In 2021 alone, Florida gained more than 200,000 residents. Despite people being drawn to the Sunshine State for its traditionally cheap real estate and the absence of income tax, becoming a Florida resident isn’t as affordable as it appears to be. Insurance, in particular, is becoming harder and harder to find as top carriers in the state continue to stop writing new homeowners’ policies.
- Orlando-based insurer St. Johns Insurance was declared insolvent. The company was the eighth-largest insurance carrier in the state and wrote more than 160,000 policies.
- In February, Progressive reported that it would no longer cover homes with roofs more than 15 years old, leading to the carrier dropping coverage for more than 56,000 older homes.
- United Property and Casualty Insurance Co announced that it would stop writing new homeowners’ policies in Florida at the beginning of 2022.

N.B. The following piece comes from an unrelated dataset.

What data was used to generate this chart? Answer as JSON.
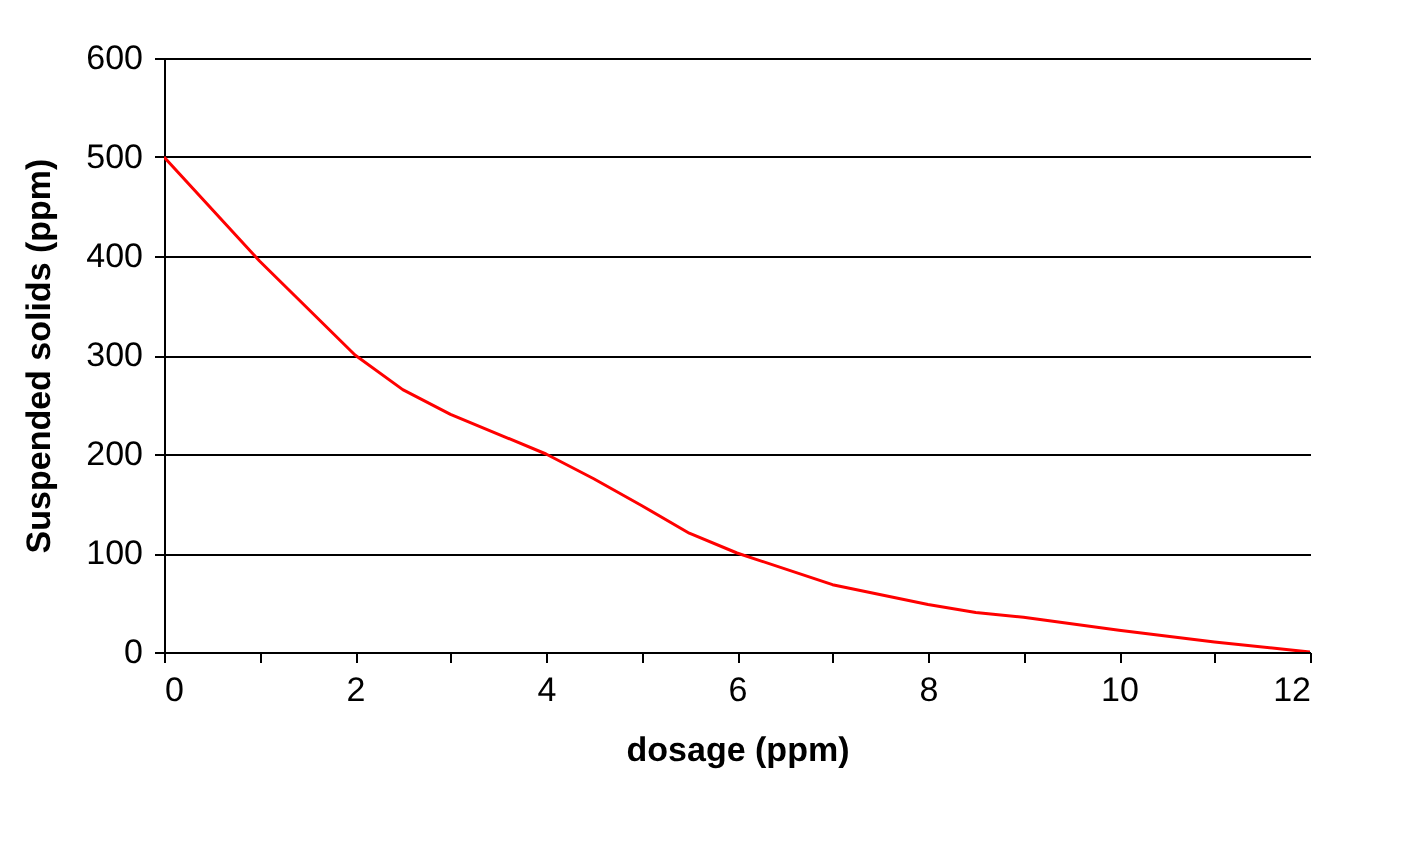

- Florida Farm Bureau and TypTap stated that it would no longer write homeowners’ policies or dwelling fire policies in the state.
- Avatar Property & Casualty Insurance announced that it would go into receivership in the state to help the company avoid bankruptcy. The carrier had about 37,000 policies.
- Lexington Insurance, an AIG company, announced that it would pull out of the Florida homeowners market by August 2022, leaving around 8,000 customers to look for coverage. Most of these property owners won’t be able to get coverage from Citizen’s as their homes are worth more than what the last-resort carrier can cover.
United Insurance Holdings announced that it wants to merge with two other local insurance carriers to support the state’s struggling homeowner’s lines.
For those existing carriers, double-digit rate hikes are becoming the norm with the average rate increase reaching 25%. An unnamed carrier even asked regulators for a 111% rate hike. Currently, Florida residents pay the highest in homeowners insurance rates in the country ($3,600).
- Universal North America announced a 14.9% rate increase for certain homeowners policies effective February 2022.
- United Property and Casualty requested a 14.7% rate increase for existing policies effective March 2022, blaming hurricane losses, higher loss-adjustment expenses and reinsurance costs for the rate hike.
A handful of startup carriers like VYRD and Slide stated that they would provide coverage for Florida policyholders, but the state legislature is looking for quicker and more definite answers to alleviate the market.